Conclusion – Mirrorless cameras are the future of photography. At some point the bulk of a camera like the 5dmkiii + high end lens makes you a worse photographer. If you’re serious about photography, but your current camera is so big that you don’t use it, then this is great option. Personally I think that this camera will be a great walk around camera. The image quality is more than sufficient for capturing life memories and travel shots. The single shot autofocus on both my ef-m lenses (22mm and 18-55mm) was fast and accurate. The servo focus on the 18-55mm was good enough that I will easily get action shots of pets and kids in action. The standard EF lenses that I tested focused correctly, but were not quite as fast to lock as the EF-M lenses. The Canon L series lenses I own and the Sigma Art lenses take beautiful pictures, but so does the $100 EF-M 22mm.

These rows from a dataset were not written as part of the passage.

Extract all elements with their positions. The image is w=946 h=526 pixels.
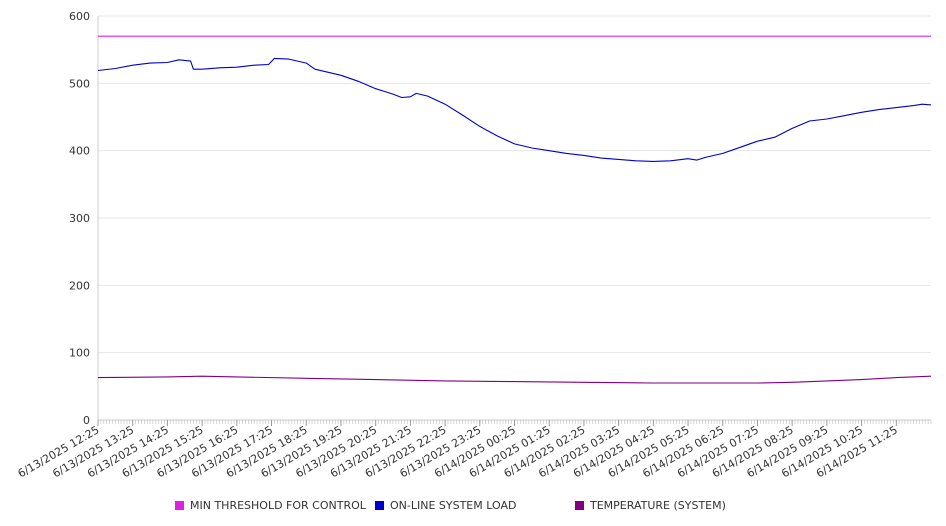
y-tick-label-100: 100 (69, 347, 90, 360)
legend: MIN THRESHOLD FOR CONTROL ON-LINE SYSTEM… (0, 497, 946, 515)
axes (97, 16, 932, 426)
y-tick-label-300: 300 (69, 212, 90, 225)
legend-label-min-threshold: MIN THRESHOLD FOR CONTROL (190, 498, 366, 512)
legend-label-system-load: ON-LINE SYSTEM LOAD (390, 498, 517, 512)
y-tick-labels: 0 100 200 300 400 500 600 (69, 10, 90, 427)
series-line-temperature (97, 375, 932, 384)
legend-swatch-min-threshold (175, 500, 184, 510)
y-tick-label-400: 400 (69, 145, 90, 158)
x-tick-labels: 6/13/2025 12:256/13/2025 13:256/13/2025 … (16, 423, 900, 480)
legend-swatch-system-load (375, 500, 384, 510)
series-line-system-load (97, 57, 932, 162)
y-tick-label-600: 600 (69, 10, 90, 23)
legend-item-temperature[interactable]: TEMPERATURE (SYSTEM) (575, 497, 726, 513)
y-tick-label-200: 200 (69, 279, 90, 292)
legend-swatch-temperature (575, 500, 584, 510)
grid-lines (98, 15, 931, 354)
y-tick-label-0: 0 (83, 414, 90, 427)
legend-label-temperature: TEMPERATURE (SYSTEM) (590, 498, 726, 512)
legend-item-min-threshold[interactable]: MIN THRESHOLD FOR CONTROL (175, 497, 366, 513)
legend-item-system-load[interactable]: ON-LINE SYSTEM LOAD (375, 497, 516, 513)
series-lines (97, 35, 932, 384)
y-tick-label-500: 500 (69, 77, 90, 90)
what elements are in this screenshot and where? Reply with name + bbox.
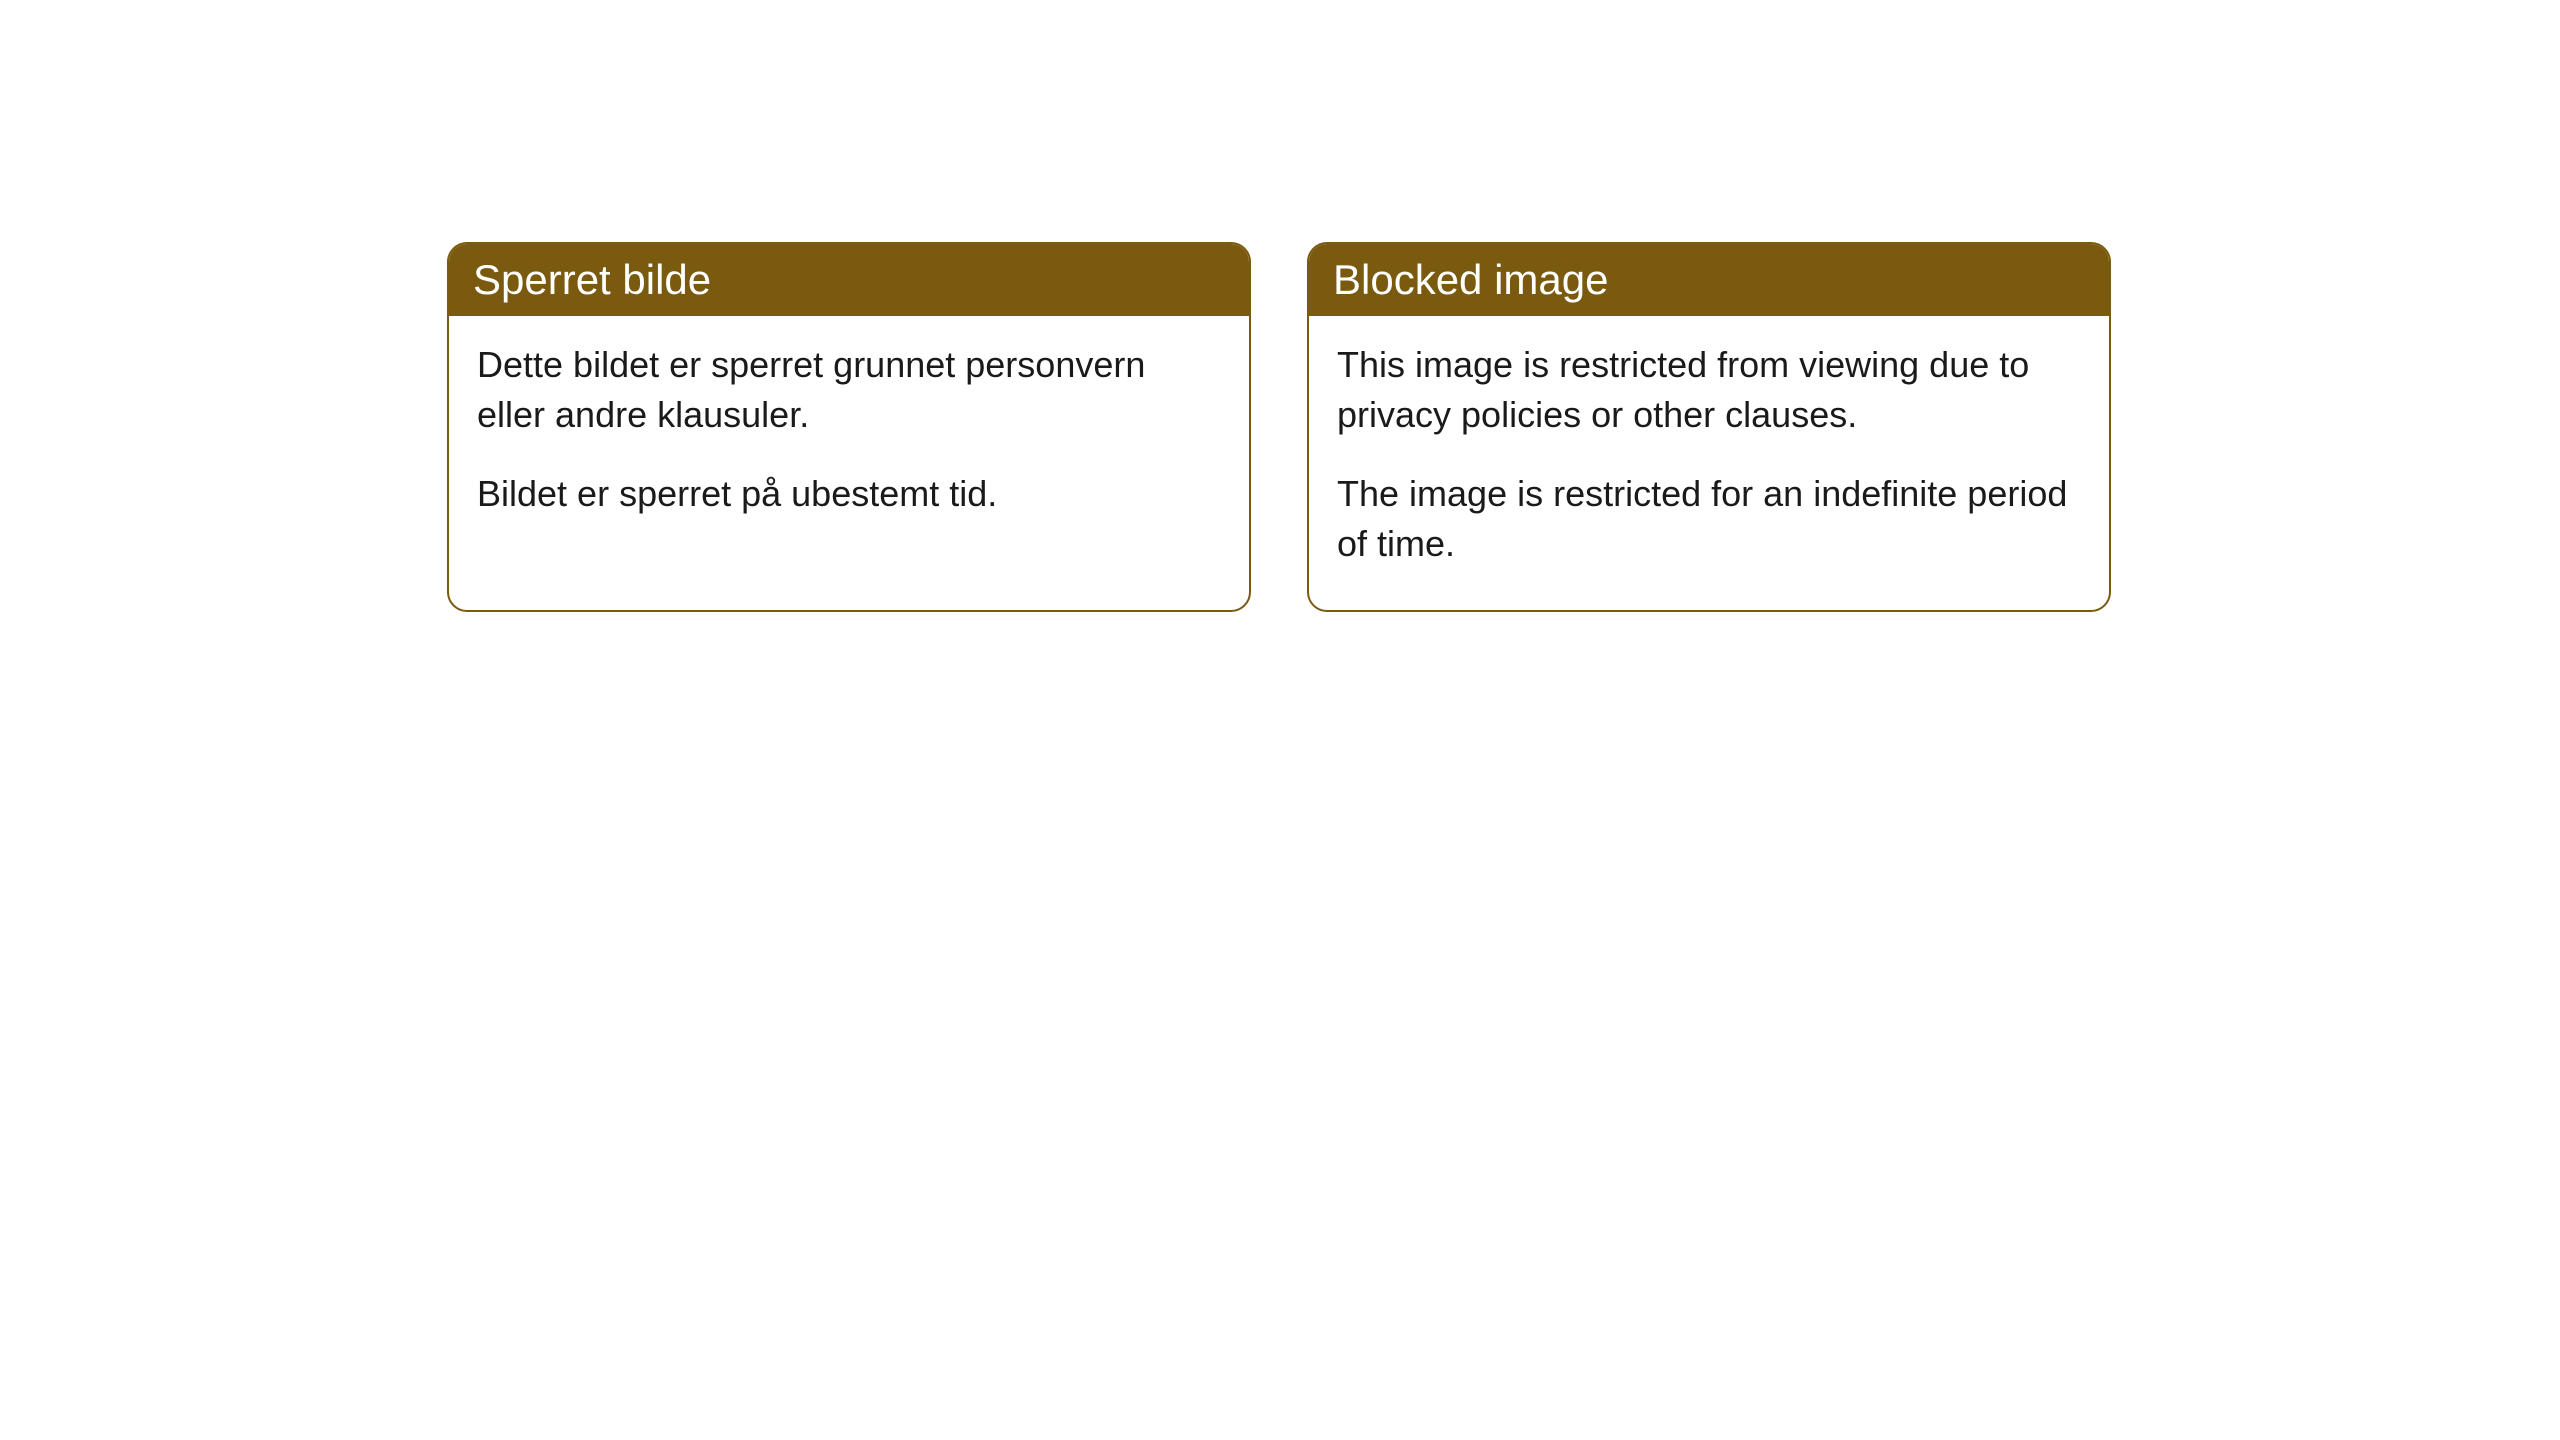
card-paragraph-2-norwegian: Bildet er sperret på ubestemt tid. xyxy=(477,469,1221,519)
card-paragraph-1-norwegian: Dette bildet er sperret grunnet personve… xyxy=(477,340,1221,441)
card-body-english: This image is restricted from viewing du… xyxy=(1309,316,2109,610)
blocked-image-card-norwegian: Sperret bilde Dette bildet er sperret gr… xyxy=(447,242,1251,612)
card-header-norwegian: Sperret bilde xyxy=(449,244,1249,316)
card-header-english: Blocked image xyxy=(1309,244,2109,316)
notice-cards-container: Sperret bilde Dette bildet er sperret gr… xyxy=(447,242,2111,612)
card-title-english: Blocked image xyxy=(1333,256,1608,303)
card-title-norwegian: Sperret bilde xyxy=(473,256,711,303)
card-paragraph-2-english: The image is restricted for an indefinit… xyxy=(1337,469,2081,570)
blocked-image-card-english: Blocked image This image is restricted f… xyxy=(1307,242,2111,612)
card-paragraph-1-english: This image is restricted from viewing du… xyxy=(1337,340,2081,441)
card-body-norwegian: Dette bildet er sperret grunnet personve… xyxy=(449,316,1249,559)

I am a fairly avid landscape photographer. I know that for backpacking I will definitely be opting for this camera, but it remains to be seen whether or not I feel comfortable leaving the MkIII (or 5dMK IV), at home for trips where photography is the main goal. For bird and nature photography this could be a great option for some people. If your animals are prone to moving quickly you’ll probably be better off with a 7dmkii. Canon did a great job with the Canon EOS M3, and it’s a shame it’s not available with a USA warranty. It’s also a shame that Canon hasn’t come out with a full frame competitor to the Sony A7. If I could have a camera with the features and lens options of the Canon EOS M3, the size of the Sony A7 (or smaller),the image quality of a top of the line full frame sensor and the price of a camera like the Canon 6D I would have bought that instead. However, since that’s not in existence I saved myself a few hundred dollars and will be very happy with this camera.